シアトルには雨がよく似合う。
約9時間のフライトの後、霧雨煙るタコマ国際空港に私が降り立ったのは、2024年2月21日2時半過ぎのことだった。晴れていれば雪を頂いたマウント・レーニア(タコマ富士)が拝めるはずだったが、陰鬱な冬空が広がっているばかり。しかも、入国審査は長蛇の列だ。
「渡航目的は?」
「旅行です。」
ところが、これで済まなかった。どこに泊まるのか、米国内に友人はいるのか、はてはお土産には何を持ってきたのか…
どうやら2017年に私がイランへ入国してから、アメリカ入国にビザが必要となったために、要注意人物と見られているのかもしれない。
入国に1時間を要した後、LLR(Link Light Rail)に約1時間揺られてダウンタウンに降り立った。波しぶきのかかるパイク・プレイスのベンチに座り、クラムチャウダーをテイクアウトして海鳥と一緒にようやく食事にありつくと、長旅の疲れもあってそのまま眠ってしまった。
はっと気が付くと、ボランティア・パークのシアトルアジア美術館前に立っていた。
シアトルアジア美術館の前で
アール・デコ様式で、大恐慌直後の1933年に建てられたシアトル美術館の原点だ。1991年にダウンタウンに新築されたシアトル美術館、2007年にオープンしたウォーターフロントのオリンピック彫刻公園とともに、市民の誇りでもある。

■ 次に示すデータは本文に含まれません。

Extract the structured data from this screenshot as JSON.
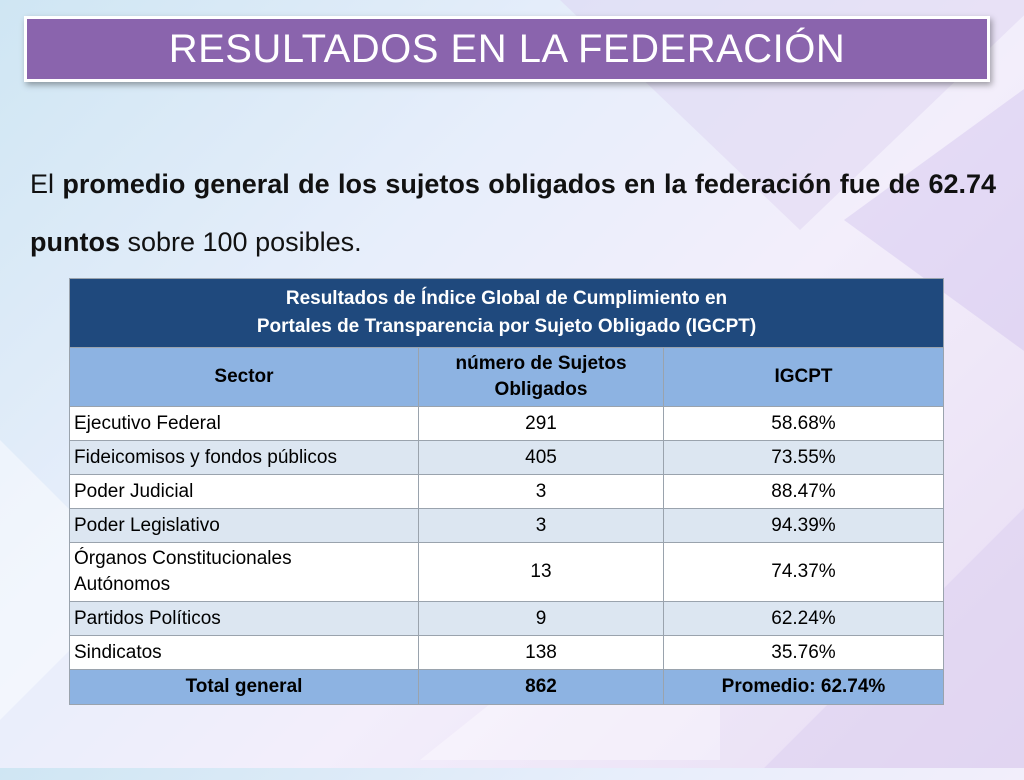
{
  "title": "RESULTADOS EN LA FEDERACIÓN",
  "intro": {
    "t1": "El ",
    "b1": "promedio general de los sujetos obligados en la federación fue de 62.74 puntos",
    "t2": " sobre 100 posibles."
  },
  "table": {
    "caption_line1": "Resultados de Índice Global de Cumplimiento en",
    "caption_line2": "Portales de Transparencia por Sujeto Obligado (IGCPT)",
    "headers": {
      "sector": "Sector",
      "count_line1": "número de Sujetos",
      "count_line2": "Obligados",
      "igcpt": "IGCPT"
    },
    "rows": [
      {
        "sector": "Ejecutivo Federal",
        "count": "291",
        "igcpt": "58.68%"
      },
      {
        "sector": "Fideicomisos y fondos públicos",
        "count": "405",
        "igcpt": "73.55%"
      },
      {
        "sector": "Poder Judicial",
        "count": "3",
        "igcpt": "88.47%"
      },
      {
        "sector": "Poder Legislativo",
        "count": "3",
        "igcpt": "94.39%"
      },
      {
        "sector_line1": "Órganos Constitucionales",
        "sector_line2": "Autónomos",
        "count": "13",
        "igcpt": "74.37%"
      },
      {
        "sector": "Partidos Políticos",
        "count": "9",
        "igcpt": "62.24%"
      },
      {
        "sector": "Sindicatos",
        "count": "138",
        "igcpt": "35.76%"
      }
    ],
    "total": {
      "label": "Total general",
      "count": "862",
      "igcpt": "Promedio: 62.74%"
    }
  }
}
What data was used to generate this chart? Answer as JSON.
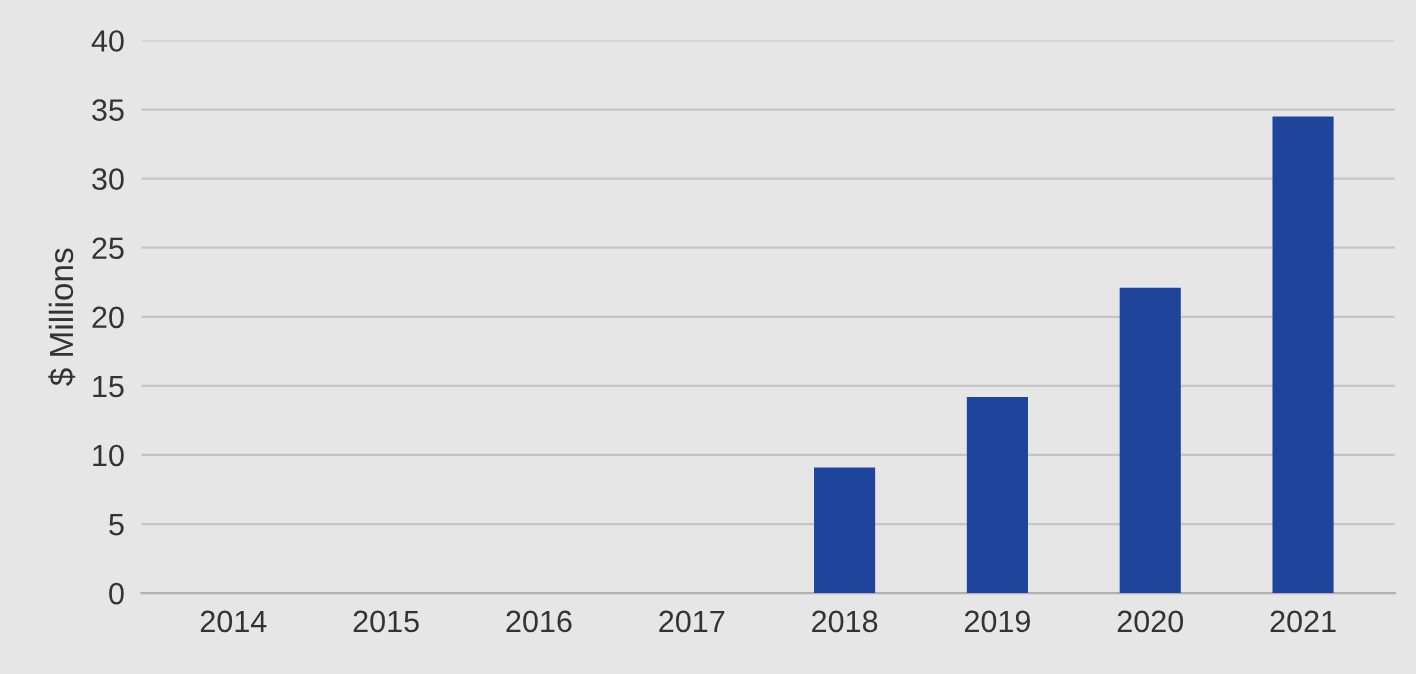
{
  "chart_data": {
    "type": "bar",
    "ylabel": "$ Millions",
    "categories": [
      "2014",
      "2015",
      "2016",
      "2017",
      "2018",
      "2019",
      "2020",
      "2021"
    ],
    "values": [
      0,
      0,
      0,
      0,
      9.1,
      14.2,
      22.1,
      34.5
    ],
    "color": "#1f449c",
    "ylim": [
      0,
      40
    ],
    "yticks": [
      0,
      5,
      10,
      15,
      20,
      25,
      30,
      35,
      40
    ],
    "grid": "y"
  }
}
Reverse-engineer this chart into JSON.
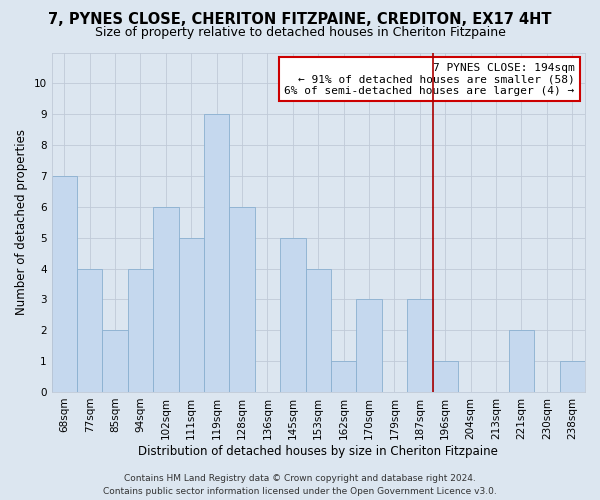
{
  "title": "7, PYNES CLOSE, CHERITON FITZPAINE, CREDITON, EX17 4HT",
  "subtitle": "Size of property relative to detached houses in Cheriton Fitzpaine",
  "xlabel": "Distribution of detached houses by size in Cheriton Fitzpaine",
  "ylabel": "Number of detached properties",
  "bar_labels": [
    "68sqm",
    "77sqm",
    "85sqm",
    "94sqm",
    "102sqm",
    "111sqm",
    "119sqm",
    "128sqm",
    "136sqm",
    "145sqm",
    "153sqm",
    "162sqm",
    "170sqm",
    "179sqm",
    "187sqm",
    "196sqm",
    "204sqm",
    "213sqm",
    "221sqm",
    "230sqm",
    "238sqm"
  ],
  "bar_values": [
    7,
    4,
    2,
    4,
    6,
    5,
    9,
    6,
    0,
    5,
    4,
    1,
    3,
    0,
    3,
    1,
    0,
    0,
    2,
    0,
    1
  ],
  "bar_color": "#c5d8ee",
  "bar_edge_color": "#8ab0d0",
  "grid_color": "#c0cad8",
  "background_color": "#dce6f0",
  "vline_x": 15,
  "vline_color": "#aa0000",
  "annotation_text": "7 PYNES CLOSE: 194sqm\n← 91% of detached houses are smaller (58)\n6% of semi-detached houses are larger (4) →",
  "annotation_box_color": "#ffffff",
  "annotation_box_edge_color": "#cc0000",
  "ylim": [
    0,
    11
  ],
  "yticks": [
    0,
    1,
    2,
    3,
    4,
    5,
    6,
    7,
    8,
    9,
    10,
    11
  ],
  "footer_text": "Contains HM Land Registry data © Crown copyright and database right 2024.\nContains public sector information licensed under the Open Government Licence v3.0.",
  "title_fontsize": 10.5,
  "subtitle_fontsize": 9,
  "xlabel_fontsize": 8.5,
  "ylabel_fontsize": 8.5,
  "tick_fontsize": 7.5,
  "annotation_fontsize": 8,
  "footer_fontsize": 6.5
}
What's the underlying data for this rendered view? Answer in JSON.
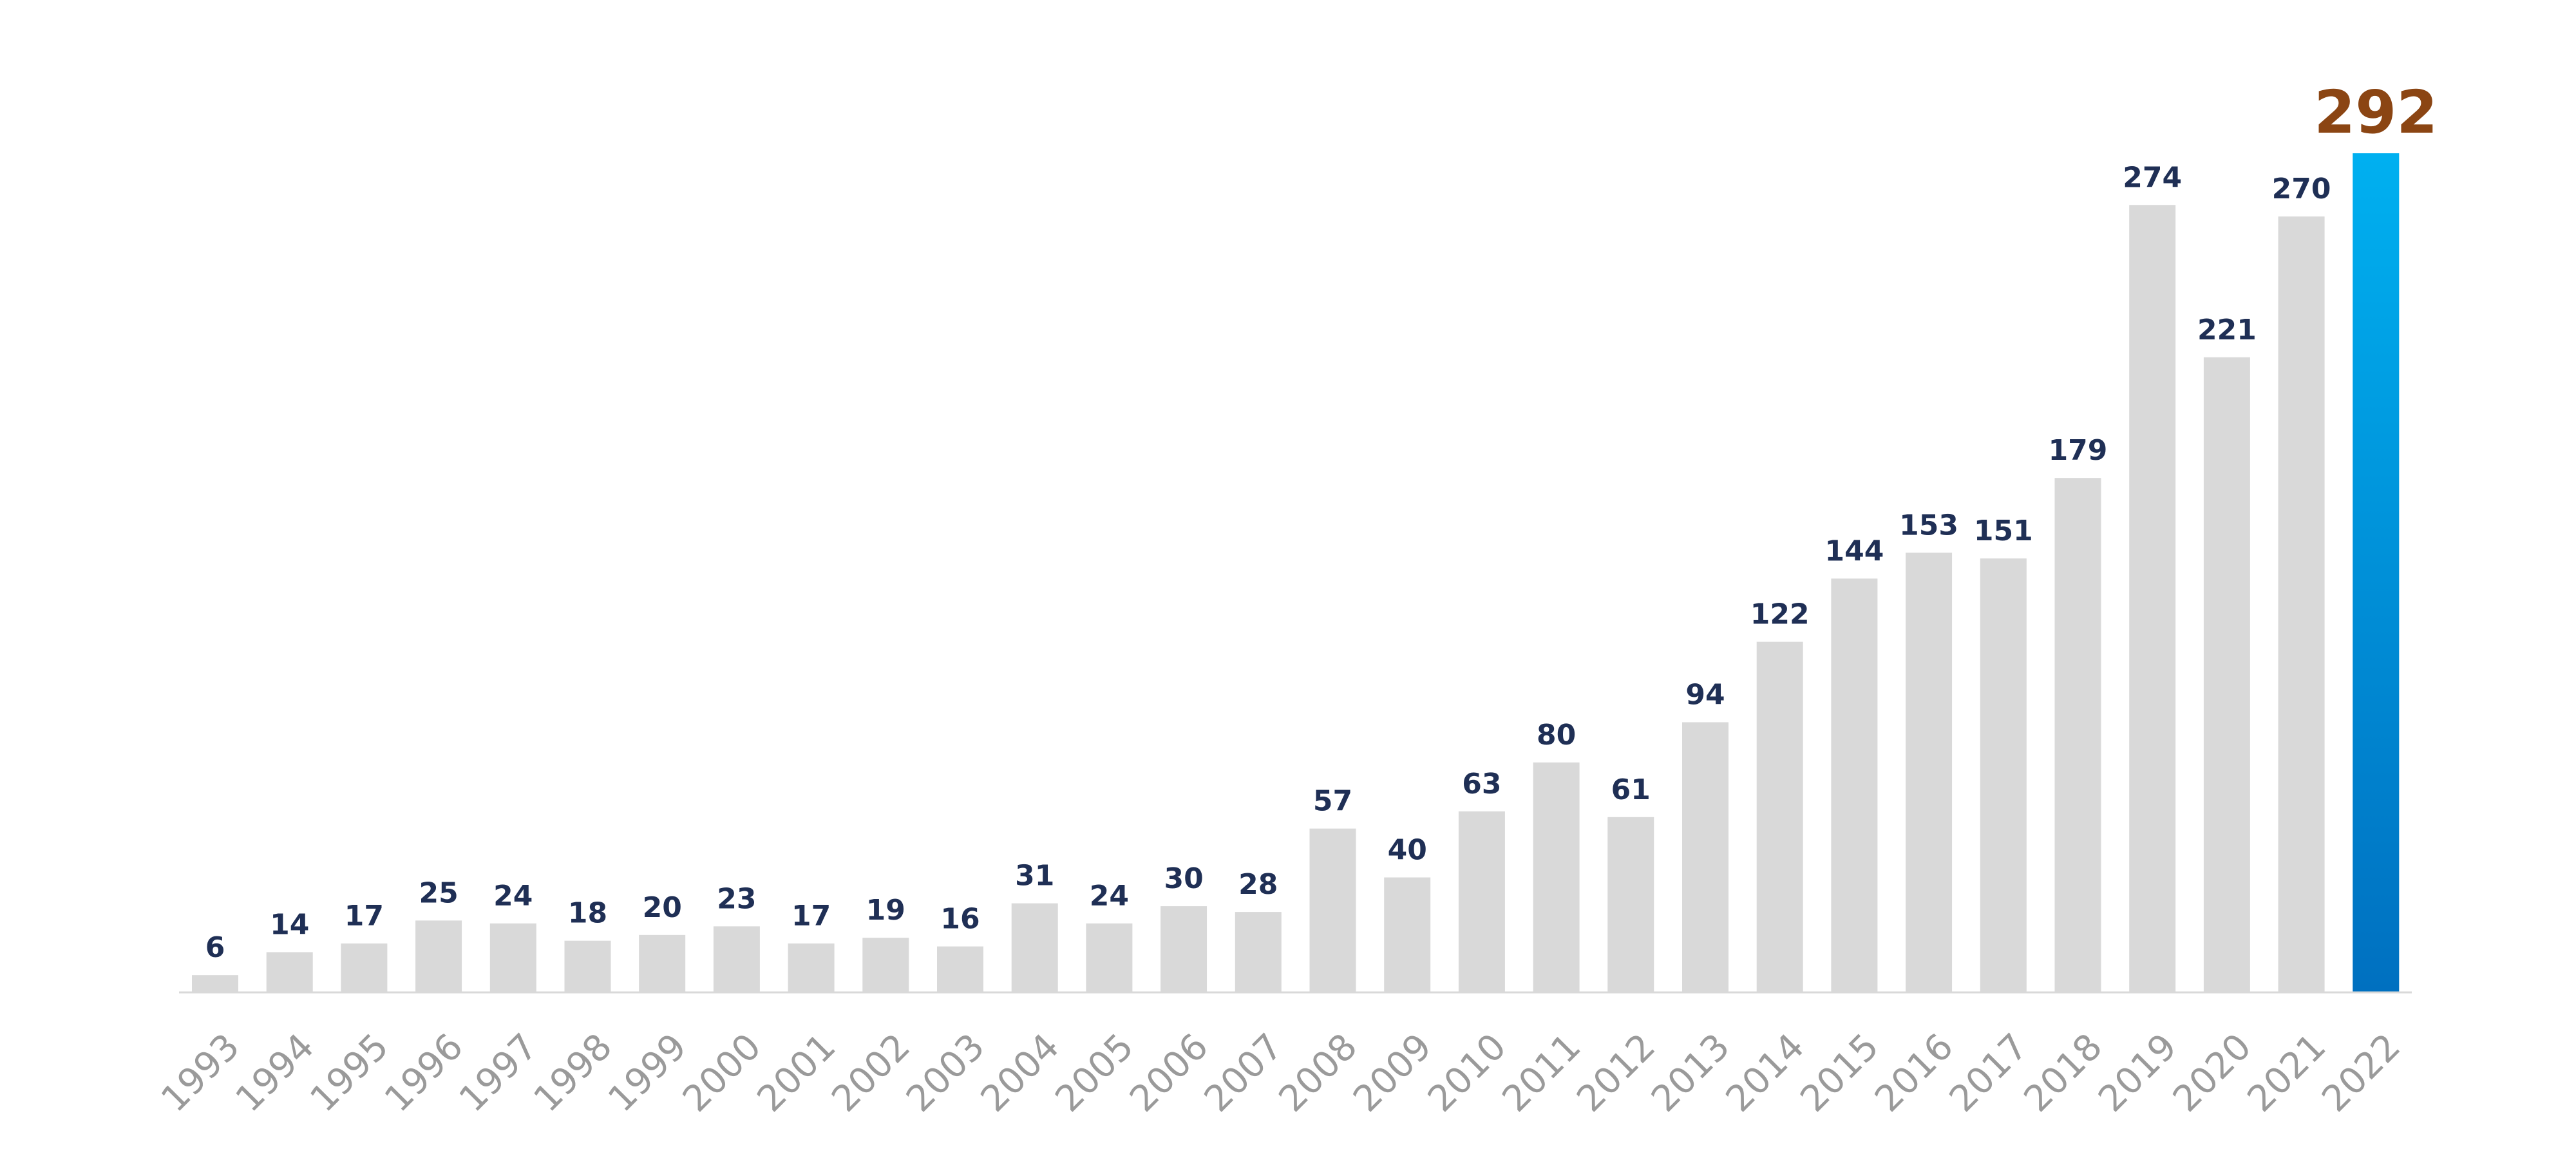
{
  "chart_data": {
    "type": "bar",
    "categories": [
      "1993",
      "1994",
      "1995",
      "1996",
      "1997",
      "1998",
      "1999",
      "2000",
      "2001",
      "2002",
      "2003",
      "2004",
      "2005",
      "2006",
      "2007",
      "2008",
      "2009",
      "2010",
      "2011",
      "2012",
      "2013",
      "2014",
      "2015",
      "2016",
      "2017",
      "2018",
      "2019",
      "2020",
      "2021",
      "2022"
    ],
    "values": [
      6,
      14,
      17,
      25,
      24,
      18,
      20,
      23,
      17,
      19,
      16,
      31,
      24,
      30,
      28,
      57,
      40,
      63,
      80,
      61,
      94,
      122,
      144,
      153,
      151,
      179,
      274,
      221,
      270,
      292
    ],
    "title": "",
    "xlabel": "",
    "ylabel": "",
    "ylim": [
      0,
      292
    ],
    "grid": false,
    "legend": "none",
    "highlight_category": "2022",
    "colors": {
      "bar": "#d9d9d9",
      "highlight_top": "#00b0f0",
      "highlight_bottom": "#0070c0",
      "value_label": "#1f2f55",
      "highlight_label": "#8b4513",
      "tick_label": "#9a9a9a",
      "baseline": "#d9d9d9"
    }
  }
}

2020年にリニューアルされた展示は、アジアの多様な歴史、地理を一括りにせず、国境ではなく文化の繋がりを重視した比較文化的なテーマ設定が売りである。
たとえば、「テキストとイメージ」展示室では、宗教美術における「詩」「書」「画」の相互作用を東アジアとイスラームで比較する。俵屋宗達と本阿弥光悦の合作「鹿下絵新古今和歌巻断簡」とイスラーム・カリグラフィーの流麗なクルアーンが近くに展示され、アジアの書の幅広さを実感させる仕掛けである。「自然界を描く」展示室では、都路華香の屛風が中国や日本の文人画と対比されている。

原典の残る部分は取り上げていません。